Land Law – Assignment No 1.
The area of law which Alfred’s situation concerns is adverse possession. Adverse possession can be defined as “occupation of land in a manner intentionally inconsistent with the rights of the person entitled to it and without his permission”.
The doctrine of adverse possession under Paragraph 1 (1) Schedule 6 of the Land Registration Act 2002 provides Alfred with the necessary catalyst he requires to commence a claim for the strip of land. However he must provide evidence to support that he was in adverse possession for over 10 years.
Adverse possession is a question of fact and is not always an easy matter to decide.
Therefore I would not encourage Alfred to become over reliant upon common law decisions.
Alfred must also provide that he had the requisite intention to possess the land. Exactly what the squatter is meant to intend to do has been a trivial issue for many years, however in the case of Buckinghamshire County Council v Moran Slade LJ stated that the squatter must intend to possess the land. However this decision was heavily criticized and the issue has now been resolved at the House of Lords in J.A. Pye (Oxford) Ltd v. Graham, where it was held that the squatter merely had to have the intention to possess the land. There is no requirement to have further intention of excluding the owner or of being the owner of the land.
In order for Alfred to establish the requisite intention to possess the land, it is not required that his intention need be hostile in anyway towards Brenda. It may be considered that Alfred regards the land mistakenly as his own anyway, in which case the requisite intention to possess will be easy to establish in accordance with Pulleyn v. Hall Aggregates (1992). It could be regarded that Alfred does regard the land as is own, even though mistakenly. It would be reasonable for any one to assume that they are in possession of land enclosed within their estate which is separated from there neighbour by a fence. Furthermore, the fact that Alfred was intending to build a garage and incorporate a driveway on this strip of land, supports the idea that he must have regarded the land as his own and therefore must have had the intention to possess the land.

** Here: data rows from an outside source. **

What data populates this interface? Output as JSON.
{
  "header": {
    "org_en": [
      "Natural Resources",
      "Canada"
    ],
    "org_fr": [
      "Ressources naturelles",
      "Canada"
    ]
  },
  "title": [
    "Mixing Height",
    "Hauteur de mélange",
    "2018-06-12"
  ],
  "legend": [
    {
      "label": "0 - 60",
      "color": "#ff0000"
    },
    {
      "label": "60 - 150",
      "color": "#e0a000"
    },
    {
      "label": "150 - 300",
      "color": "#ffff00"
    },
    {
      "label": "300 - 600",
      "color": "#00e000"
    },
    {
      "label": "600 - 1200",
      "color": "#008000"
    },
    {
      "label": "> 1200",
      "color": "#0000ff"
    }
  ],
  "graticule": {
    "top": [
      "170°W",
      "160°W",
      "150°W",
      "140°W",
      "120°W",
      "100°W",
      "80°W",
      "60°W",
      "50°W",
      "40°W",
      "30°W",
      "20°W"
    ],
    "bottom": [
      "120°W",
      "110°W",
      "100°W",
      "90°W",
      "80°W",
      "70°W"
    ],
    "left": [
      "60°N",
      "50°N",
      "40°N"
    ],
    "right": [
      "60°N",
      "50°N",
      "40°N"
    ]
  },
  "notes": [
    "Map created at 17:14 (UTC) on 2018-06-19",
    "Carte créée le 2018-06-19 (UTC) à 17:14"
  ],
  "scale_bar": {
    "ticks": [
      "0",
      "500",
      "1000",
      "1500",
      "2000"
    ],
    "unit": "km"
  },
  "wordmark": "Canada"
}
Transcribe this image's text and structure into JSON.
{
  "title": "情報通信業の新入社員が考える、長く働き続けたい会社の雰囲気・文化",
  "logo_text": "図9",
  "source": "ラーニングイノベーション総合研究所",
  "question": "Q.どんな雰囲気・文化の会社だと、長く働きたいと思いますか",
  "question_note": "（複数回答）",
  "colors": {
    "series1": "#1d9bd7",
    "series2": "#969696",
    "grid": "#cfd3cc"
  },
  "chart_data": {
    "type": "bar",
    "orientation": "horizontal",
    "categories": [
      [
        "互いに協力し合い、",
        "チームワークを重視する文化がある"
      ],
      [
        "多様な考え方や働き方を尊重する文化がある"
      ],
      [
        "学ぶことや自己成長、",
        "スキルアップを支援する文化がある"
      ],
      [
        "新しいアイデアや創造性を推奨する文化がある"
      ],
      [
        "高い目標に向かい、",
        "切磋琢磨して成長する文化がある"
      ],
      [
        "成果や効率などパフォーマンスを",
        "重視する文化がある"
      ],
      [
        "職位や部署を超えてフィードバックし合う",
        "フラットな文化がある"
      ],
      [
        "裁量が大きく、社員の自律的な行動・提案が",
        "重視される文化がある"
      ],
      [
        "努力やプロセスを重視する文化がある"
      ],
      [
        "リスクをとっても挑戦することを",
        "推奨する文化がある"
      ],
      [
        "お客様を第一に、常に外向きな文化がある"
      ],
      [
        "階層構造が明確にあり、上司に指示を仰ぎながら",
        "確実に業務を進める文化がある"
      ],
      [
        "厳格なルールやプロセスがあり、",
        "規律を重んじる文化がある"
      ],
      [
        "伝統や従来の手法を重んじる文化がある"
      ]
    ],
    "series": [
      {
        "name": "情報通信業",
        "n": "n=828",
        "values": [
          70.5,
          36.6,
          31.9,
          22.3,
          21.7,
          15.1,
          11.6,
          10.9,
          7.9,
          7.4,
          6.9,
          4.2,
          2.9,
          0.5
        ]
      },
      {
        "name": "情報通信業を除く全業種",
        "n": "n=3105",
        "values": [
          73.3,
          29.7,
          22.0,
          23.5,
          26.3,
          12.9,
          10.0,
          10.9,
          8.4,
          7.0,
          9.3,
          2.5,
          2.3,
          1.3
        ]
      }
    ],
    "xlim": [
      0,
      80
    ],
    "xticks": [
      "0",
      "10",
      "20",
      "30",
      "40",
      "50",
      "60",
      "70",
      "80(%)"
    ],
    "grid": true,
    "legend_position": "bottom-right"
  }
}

If adverse possession is present in Alfred’s circumstances, and there appears to be a high chance that the courts would acknowledge this, then the Land Registration Act 2002 plays a more pivotal role in providing Alfred with the opportunities to be registered as the proprietor of the strip of land.
If adverse possession is proved then as Alfred has been in possession of the strip of land for longer than 10 years (on the date of application) he can make an application to the registrar. Once this application has been submitted the registrar must notify the proprietor of the estate to which the application relates, the proprietor of any registered charge on the estate, and such other person as rules may provide. These persons will then have 13 weeks to respond to the application. If there is no response then Alfred is entitled to be registered as the new proprietor of the land.